The 2024 Sardegna Open was a professional tennis tournament played on clay courts. It was the fourth edition of the tournament and part of the 2024 ATP Challenger Tour. It took place in Cagliari, Italy between 30 April and 5 May 2024.
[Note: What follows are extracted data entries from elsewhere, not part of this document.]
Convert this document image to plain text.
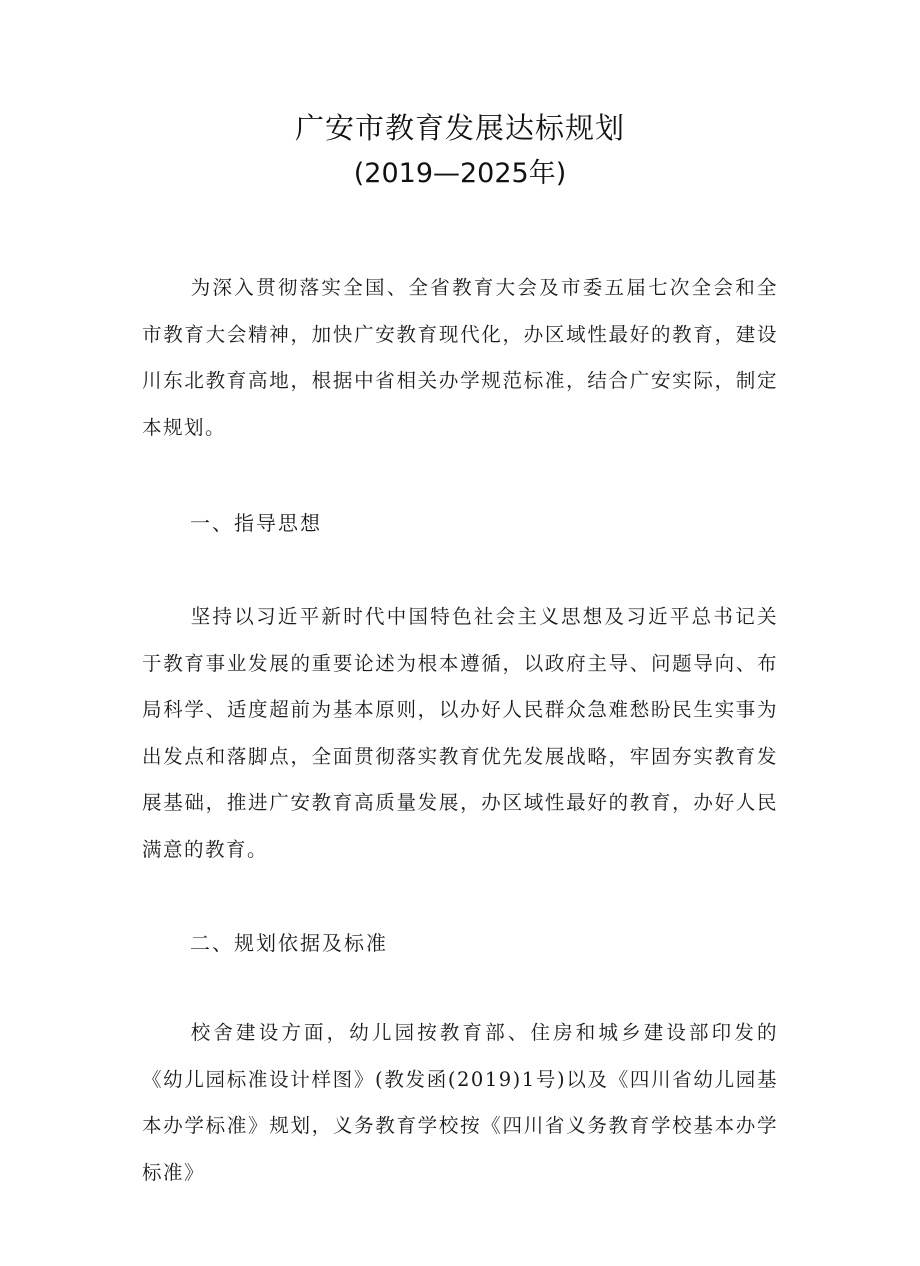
广安市教育发展达标规划
(2019—2025年)

为深入贯彻落实全国、全省教育大会及市委五届七次全会和全市教育大会精神，加快广安教育现代化，办区域性最好的教育，建设川东北教育高地，根据中省相关办学规范标准，结合广安实际，制定本规划。

一、指导思想

坚持以习近平新时代中国特色社会主义思想及习近平总书记关于教育事业发展的重要论述为根本遵循，以政府主导、问题导向、布局科学、适度超前为基本原则，以办好人民群众急难愁盼民生实事为出发点和落脚点，全面贯彻落实教育优先发展战略，牢固夯实教育发展基础，推进广安教育高质量发展，办区域性最好的教育，办好人民满意的教育。

二、规划依据及标准

校舍建设方面，幼儿园按教育部、住房和城乡建设部印发的《幼儿园标准设计样图》(教发函(2019)1号)以及《四川省幼儿园基本办学标准》规划，义务教育学校按《四川省义务教育学校基本办学标准》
==Singles main-draw entrants==
===Seeds===

| Country | Player | Rank^{1} | Seed |
|---|---|---|---|
| USA | Frances Tiafoe | 21 | 1 |
| ITA | Lorenzo Musetti | 29 | 2 |
| ARG | Mariano Navone | 41 | 3 |
| USA | Christopher Eubanks | 44 | 4 |
| ITA | Lorenzo Sonego | 52 | 5 |
| HUN | Márton Fucsovics | 53 | 6 |
| POR | Nuno Borges | 56 | 7 |
| ITA | Luciano Darderi | 60 | 8 |

- ^{1} Rankings as of 22 April 2024.

===Other entrants===
The following players received wildcards into the singles main draw:
- ITA Francesco Maestrelli
- USA Frances Tiafoe
- ITA Giulio Zeppieri

The following players received entry into the singles main draw as alternates:
- MDA Radu Albot
- ITA Fabio Fognini
- USA Emilio Nava
- HUN Zsombor Piros
- USA Zachary Svajda
- ARG Camilo Ugo Carabelli
- PER Juan Pablo Varillas

The following players received entry from the qualifying draw:
- ARG Juan Manuel Cerúndolo
- NED Jesper de Jong
- CAN Gabriel Diallo
- JPN Shintaro Mochizuki

==Champions==
===Singles===

- ARG Mariano Navone def. ITA Lorenzo Musetti 7–5, 6–1.

===Doubles===

- IND Sriram Balaji / GER Andre Begemann def. BOL Boris Arias / BOL Federico Zeballos 6–4, 6–7^{(3–7)}, [10–6].